For a school assignment, I need to esentially brute-force check every possible solution for a puzzle. This is acceptable, as the task is meant to teach us about prefiltering and optimizing. I have done both of those as best as I could, and now my code will run out of memory for longer puzzles where the number of possible solutions can range from a couple hundred-thousand to a few millions.

# From a list of sublists, generate all possible permutations, using one element from each sublist
def perms_from_lists([]), do: []
def perms_from_lists(list) do
    Enum.reduce(list, fn sublist, acc ->
      for a <- acc, b <- sublist do
        [b | List.wrap(a)]

def solutions(puzzle) do
    # This would generate a lot of solutions, possibly (for longer puzzles) in the millions,
    # depending on how effective is my prefiltering on the given puzzle
    Enum.filter((for x <- perms_from_lists(transform_and_prefilter(puzzle)),
      do: if sol_okay?(puzzle, x), do: x), fn x -> x != nil end)

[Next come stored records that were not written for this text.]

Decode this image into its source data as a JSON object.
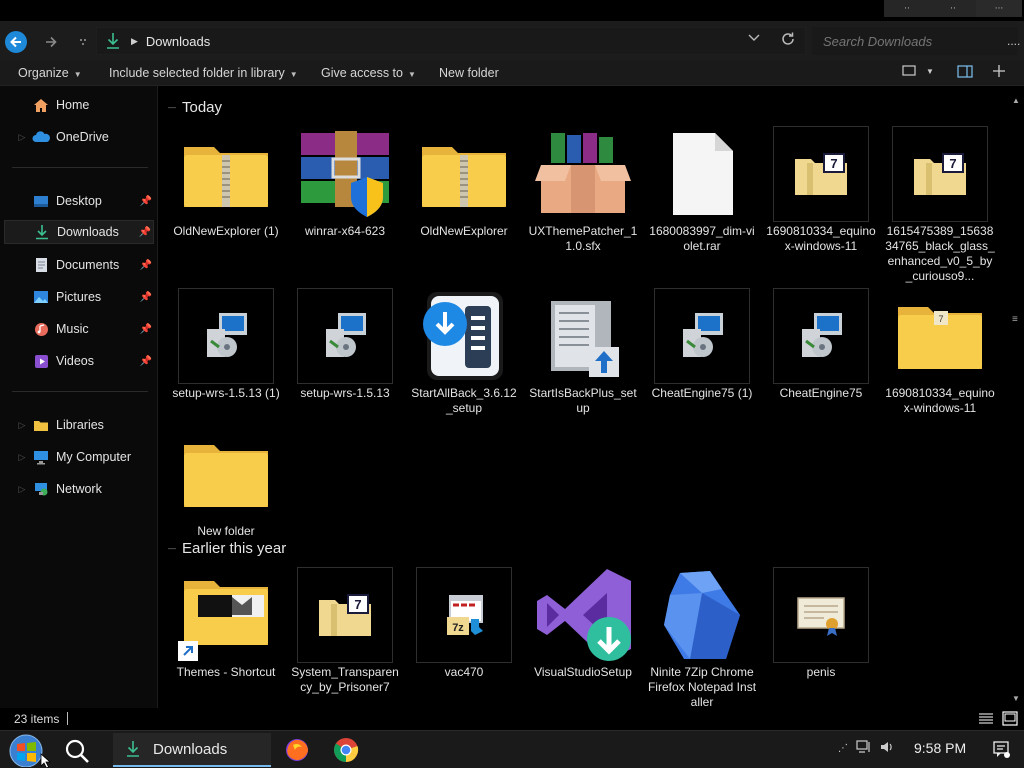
{
  "window": {
    "minimize_glyph": "⋅⋅",
    "maximize_glyph": "⋅⋅",
    "close_glyph": "⋅⋅⋅"
  },
  "address": {
    "location": "Downloads",
    "search_placeholder": "Search Downloads",
    "more_glyph": "...."
  },
  "commands": {
    "organize": "Organize",
    "include_library": "Include selected folder in library",
    "give_access": "Give access to",
    "new_folder": "New folder"
  },
  "nav": {
    "home": "Home",
    "onedrive": "OneDrive",
    "desktop": "Desktop",
    "downloads": "Downloads",
    "documents": "Documents",
    "pictures": "Pictures",
    "music": "Music",
    "videos": "Videos",
    "libraries": "Libraries",
    "my_computer": "My Computer",
    "network": "Network"
  },
  "groups": {
    "today": "Today",
    "earlier": "Earlier this year"
  },
  "files_today": [
    {
      "name": "OldNewExplorer (1)",
      "icon": "zip-folder-icon"
    },
    {
      "name": "winrar-x64-623",
      "icon": "winrar-installer-icon"
    },
    {
      "name": "OldNewExplorer",
      "icon": "zip-folder-icon"
    },
    {
      "name": "UXThemePatcher_11.0.sfx",
      "icon": "sfx-archive-icon"
    },
    {
      "name": "1680083997_dim-violet.rar",
      "icon": "blank-file-icon"
    },
    {
      "name": "1690810334_equinox-windows-11",
      "icon": "7z-archive-icon"
    },
    {
      "name": "1615475389_1563834765_black_glass_enhanced_v0_5_by_curiouso9...",
      "icon": "7z-archive-icon"
    },
    {
      "name": "setup-wrs-1.5.13 (1)",
      "icon": "setup-installer-icon"
    },
    {
      "name": "setup-wrs-1.5.13",
      "icon": "setup-installer-icon"
    },
    {
      "name": "StartAllBack_3.6.12_setup",
      "icon": "startallback-icon"
    },
    {
      "name": "StartIsBackPlus_setup",
      "icon": "startisback-icon"
    },
    {
      "name": "CheatEngine75 (1)",
      "icon": "setup-installer-icon"
    },
    {
      "name": "CheatEngine75",
      "icon": "setup-installer-icon"
    },
    {
      "name": "1690810334_equinox-windows-11",
      "icon": "7z-folder-icon"
    },
    {
      "name": "New folder",
      "icon": "folder-icon"
    }
  ],
  "files_earlier": [
    {
      "name": "Themes - Shortcut",
      "icon": "shortcut-folder-icon"
    },
    {
      "name": "System_Transparency_by_Prisoner7",
      "icon": "7z-archive-icon"
    },
    {
      "name": "vac470",
      "icon": "7zip-installer-icon"
    },
    {
      "name": "VisualStudioSetup",
      "icon": "visual-studio-icon"
    },
    {
      "name": "Ninite 7Zip Chrome Firefox Notepad Installer",
      "icon": "ninite-icon"
    },
    {
      "name": "penis",
      "icon": "certificate-icon"
    }
  ],
  "status": {
    "item_count": "23 items"
  },
  "taskbar": {
    "explorer_label": "Downloads",
    "time": "9:58 PM"
  },
  "colors": {
    "accent": "#1e88d9",
    "folder_yellow": "#f8cd4c",
    "download_green": "#3cbf8f"
  }
}
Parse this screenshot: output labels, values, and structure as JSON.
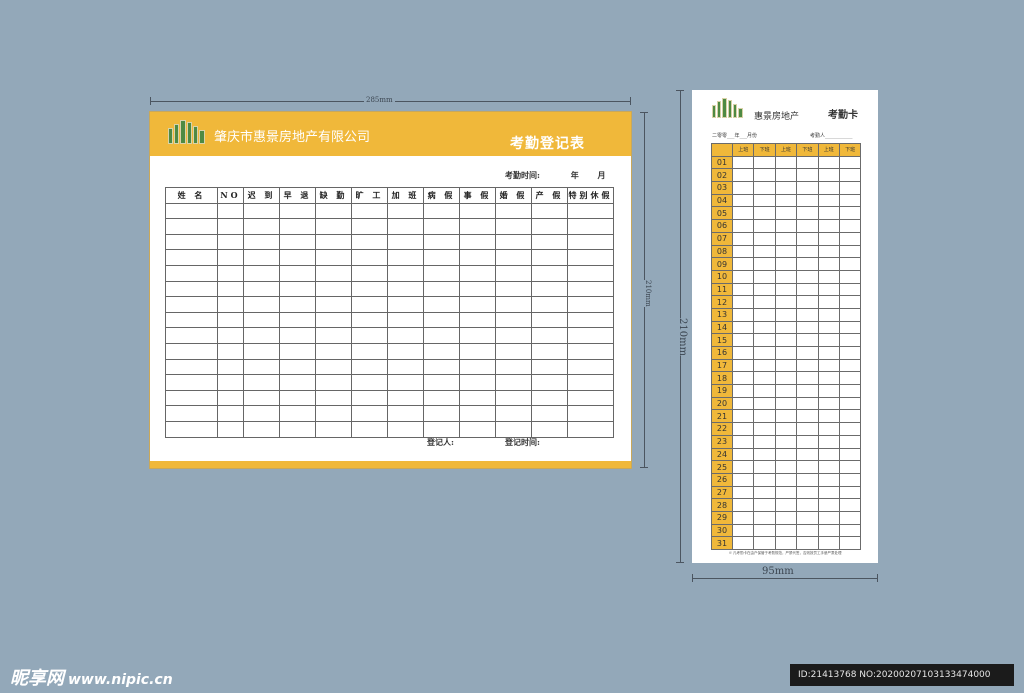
{
  "card1": {
    "dim_width": "285mm",
    "dim_height": "210mm",
    "company": "肇庆市惠景房地产有限公司",
    "title": "考勤登记表",
    "time_label": "考勤时间:",
    "year": "年",
    "month": "月",
    "columns": [
      "姓 名",
      "NO",
      "迟 到",
      "早 退",
      "缺 勤",
      "旷 工",
      "加 班",
      "病 假",
      "事 假",
      "婚 假",
      "产 假",
      "特别休假"
    ],
    "registrar_label": "登记人:",
    "register_time_label": "登记时间:"
  },
  "card2": {
    "dim_width": "95mm",
    "dim_height": "210mm",
    "company": "惠景房地产",
    "title": "考勤卡",
    "period_label": "二零零___年___月份",
    "person_label": "考勤人___________",
    "headers": [
      "上班",
      "下班",
      "上班",
      "下班",
      "上班",
      "下班"
    ],
    "days": [
      "01",
      "02",
      "03",
      "04",
      "05",
      "06",
      "07",
      "08",
      "09",
      "10",
      "11",
      "12",
      "13",
      "14",
      "15",
      "16",
      "17",
      "18",
      "19",
      "20",
      "21",
      "22",
      "23",
      "24",
      "25",
      "26",
      "27",
      "28",
      "29",
      "30",
      "31"
    ],
    "note": "※ 凡考勤卡在由户保管于考勤规范，严禁代签，否则按员工手册严肃处理"
  },
  "watermark": {
    "brand": "昵享网",
    "url": "www.nipic.cn",
    "id_text": "ID:21413768 NO:20200207103133474000"
  },
  "colors": {
    "background": "#93a8b9",
    "accent": "#f0b83a",
    "logo_green": "#4e8a43"
  }
}
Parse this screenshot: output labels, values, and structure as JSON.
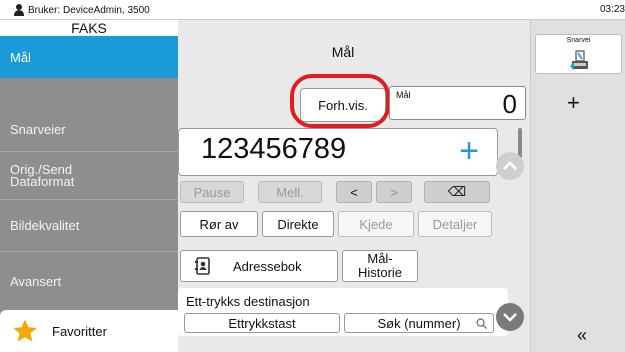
{
  "status": {
    "user": "Bruker: DeviceAdmin, 3500",
    "time": "03:23"
  },
  "sidebar": {
    "title": "FAKS",
    "items": [
      "Mål",
      "Snarveier",
      "Orig./Send Dataformat",
      "Bildekvalitet",
      "Avansert"
    ],
    "favorites": "Favoritter"
  },
  "main": {
    "title": "Mål",
    "preview_button": "Forh.vis.",
    "dest_label": "Mål",
    "dest_count": "0",
    "number": "123456789",
    "keys": [
      "Pause",
      "Mell.",
      "<",
      ">",
      "⌫"
    ],
    "actions": [
      "Rør av",
      "Direkte",
      "Kjede",
      "Detaljer"
    ],
    "address_book": "Adressebok",
    "history": "Mål-Historie",
    "onetouch_header": "Ett-trykks destinasjon",
    "onetouch_key": "Ettrykkstast",
    "search_number": "Søk (nummer)"
  },
  "right": {
    "shortcut": "Snarvei",
    "add": "+",
    "collapse": "«"
  },
  "colors": {
    "accent": "#1a9ad6",
    "highlight": "#e01e1e",
    "star": "#f5a800"
  }
}
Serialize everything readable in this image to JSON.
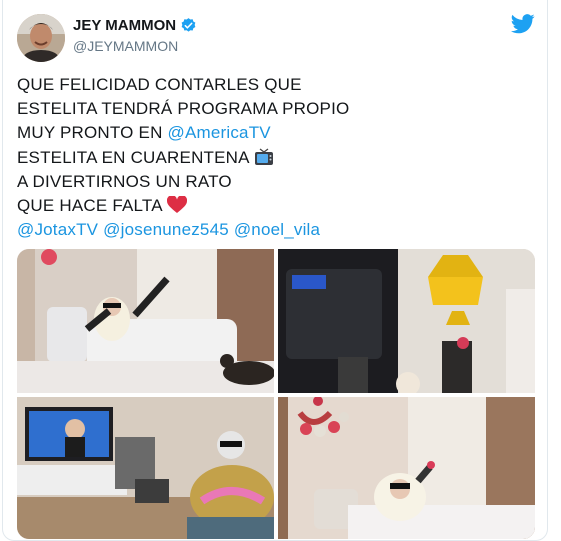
{
  "author": {
    "display_name": "JEY MAMMON",
    "handle": "@JEYMAMMON"
  },
  "tweet": {
    "line1": "QUE FELICIDAD CONTARLES QUE",
    "line2": "ESTELITA TENDRÁ PROGRAMA PROPIO",
    "line3_prefix": "MUY PRONTO EN ",
    "line3_mention": "@AmericaTV",
    "line4": "ESTELITA EN CUARENTENA",
    "line5": "A DIVERTIRNOS UN RATO",
    "line6": "QUE HACE FALTA",
    "mentions": [
      "@JotaxTV",
      "@josenunez545",
      "@noel_vila"
    ]
  },
  "icons": {
    "verified": "verified-badge-icon",
    "brand": "twitter-bird-icon",
    "tv_emoji": "tv-emoji-icon",
    "heart_emoji": "red-heart-emoji-icon"
  },
  "colors": {
    "link": "#1b95e0",
    "text": "#14171a",
    "muted": "#657786",
    "twitter_blue": "#1da1f2",
    "heart": "#e0245e"
  }
}
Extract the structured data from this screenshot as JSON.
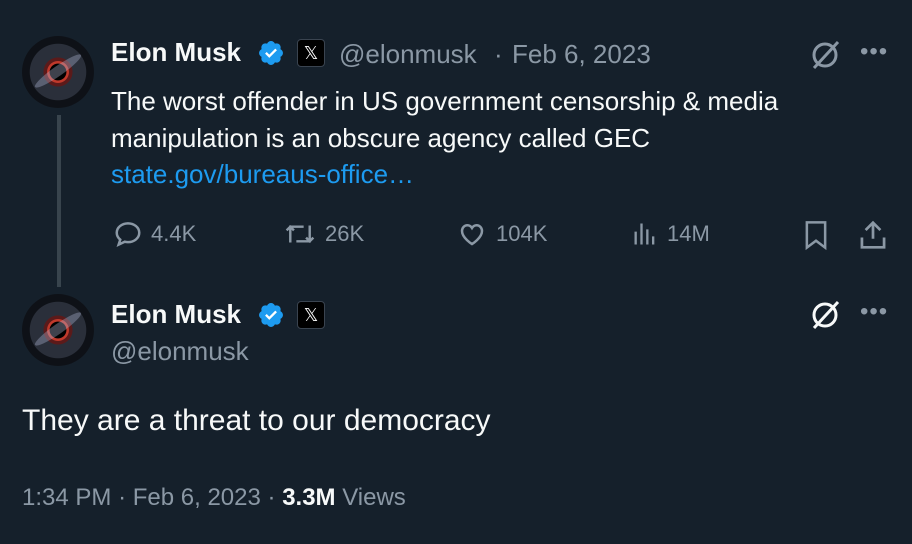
{
  "quoted_tweet": {
    "author_name": "Elon Musk",
    "handle": "@elonmusk",
    "separator": "·",
    "date": "Feb 6, 2023",
    "text_line1": "The worst offender in US government censorship & media",
    "text_line2": "manipulation is an obscure agency called GEC",
    "link": "state.gov/bureaus-office…",
    "stats": {
      "replies": "4.4K",
      "reposts": "26K",
      "likes": "104K",
      "views": "14M"
    }
  },
  "main_tweet": {
    "author_name": "Elon Musk",
    "handle": "@elonmusk",
    "text": "They are a threat to our democracy",
    "time": "1:34 PM",
    "separator": "·",
    "date": "Feb 6, 2023",
    "separator2": "·",
    "views_count": "3.3M",
    "views_label": "Views"
  },
  "icons": {
    "verified": "verified-badge-icon",
    "x_badge": "x-logo-icon",
    "grok": "grok-icon",
    "more": "more-icon",
    "reply": "reply-icon",
    "repost": "repost-icon",
    "like": "heart-icon",
    "views": "analytics-icon",
    "bookmark": "bookmark-icon",
    "share": "share-icon"
  },
  "colors": {
    "background": "#15202b",
    "text": "#f7f9f9",
    "muted": "#8b98a5",
    "link": "#1d9bf0",
    "verified": "#1d9bf0"
  }
}
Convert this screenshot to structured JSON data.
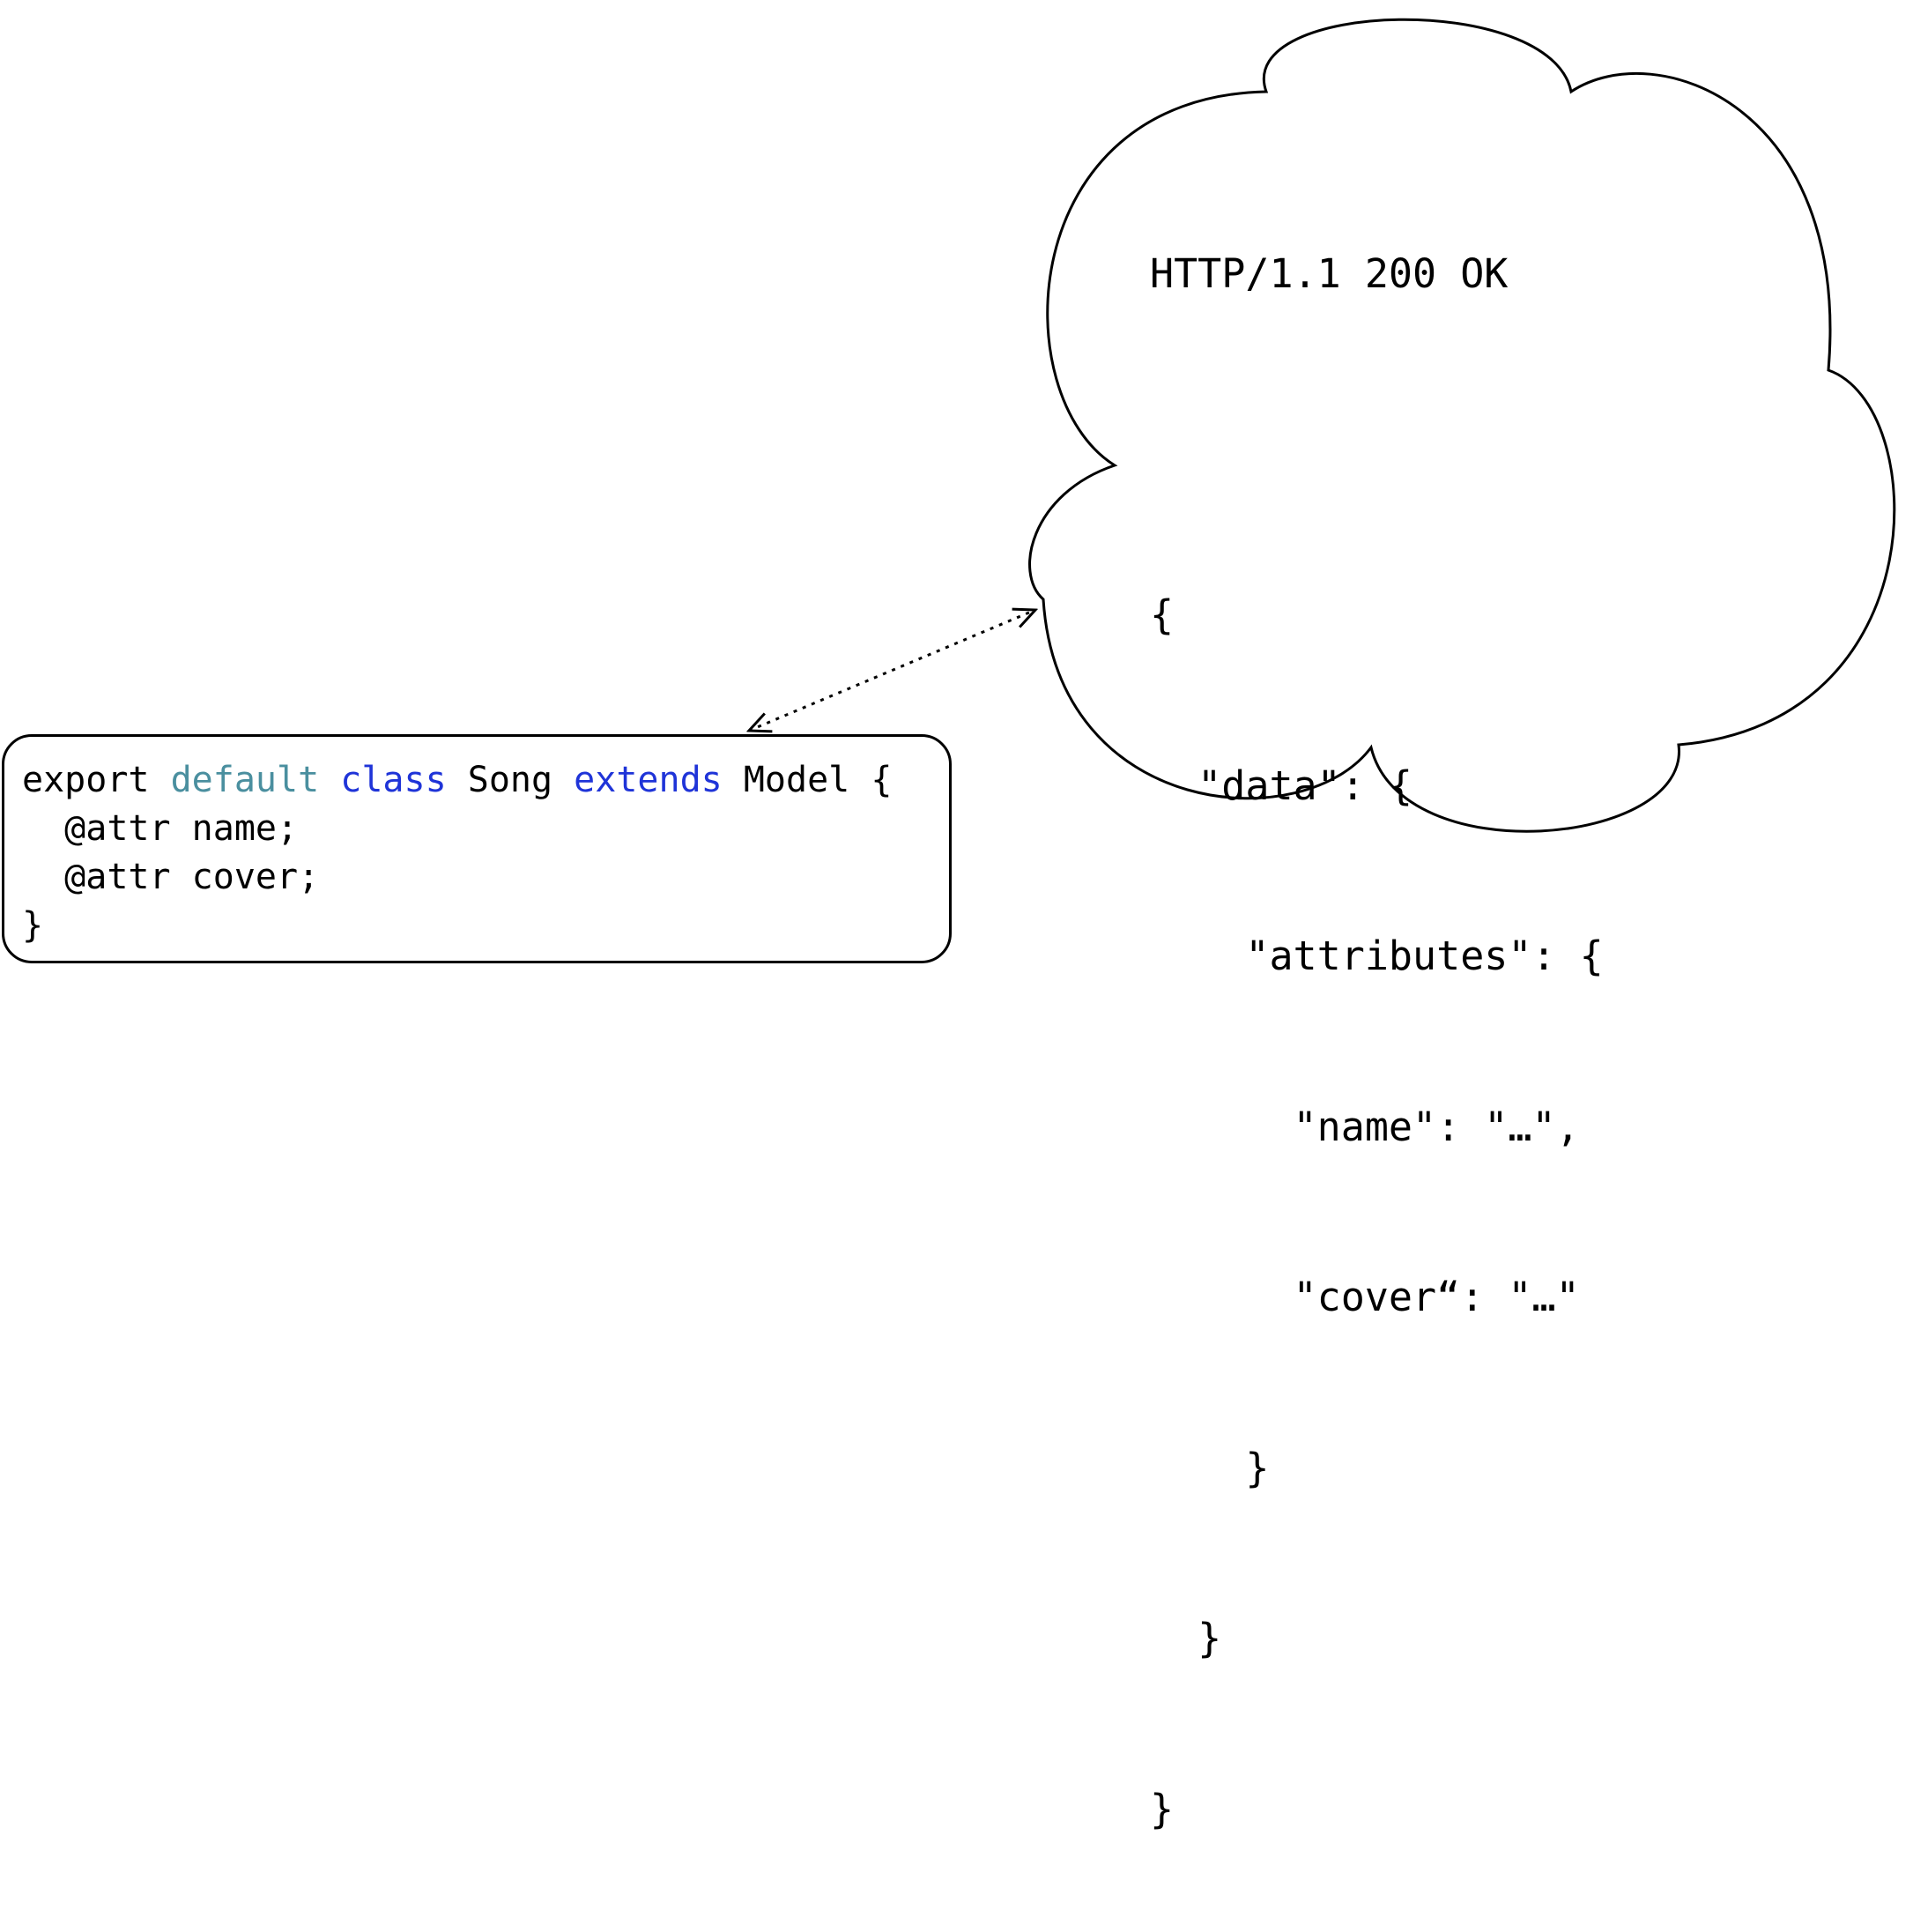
{
  "colors": {
    "keyword_teal": "#4a8f9f",
    "keyword_blue": "#1f34d8",
    "text": "#000000",
    "stroke": "#000000",
    "background": "#ffffff"
  },
  "code": {
    "line1": {
      "t1": "export ",
      "t2": "default",
      "t3": " ",
      "t4": "class",
      "t5": " Song ",
      "t6": "extends",
      "t7": " Model {"
    },
    "line2": "  @attr name;",
    "line3": "  @attr cover;",
    "line4": "}"
  },
  "response": {
    "status_line": "HTTP/1.1 200 OK",
    "body_lines": [
      "{",
      "  \"data\": {",
      "    \"attributes\": {",
      "      \"name\": \"…\",",
      "      \"cover“: \"…\"",
      "    }",
      "  }",
      "}"
    ]
  }
}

I’m guessing the problem may be that my program wants to store every value given by perms_from_lists() in the memory, but how do I prevent this?

Or maybe perms_from_lists() performs poorly for such large operations?

I have heard about Streams but haven’t used them, could this be possibly solved by them?


I’d suggest benchmarking different methods until you find one that works. You can use Benchee for that.

You might like to avoid putting the entire function on one long line. If you give things names and keep each line relatively short it is easier to read.

Did you by chance read the documentation for Stream? At the top or explains how to swap from Enum to Stream.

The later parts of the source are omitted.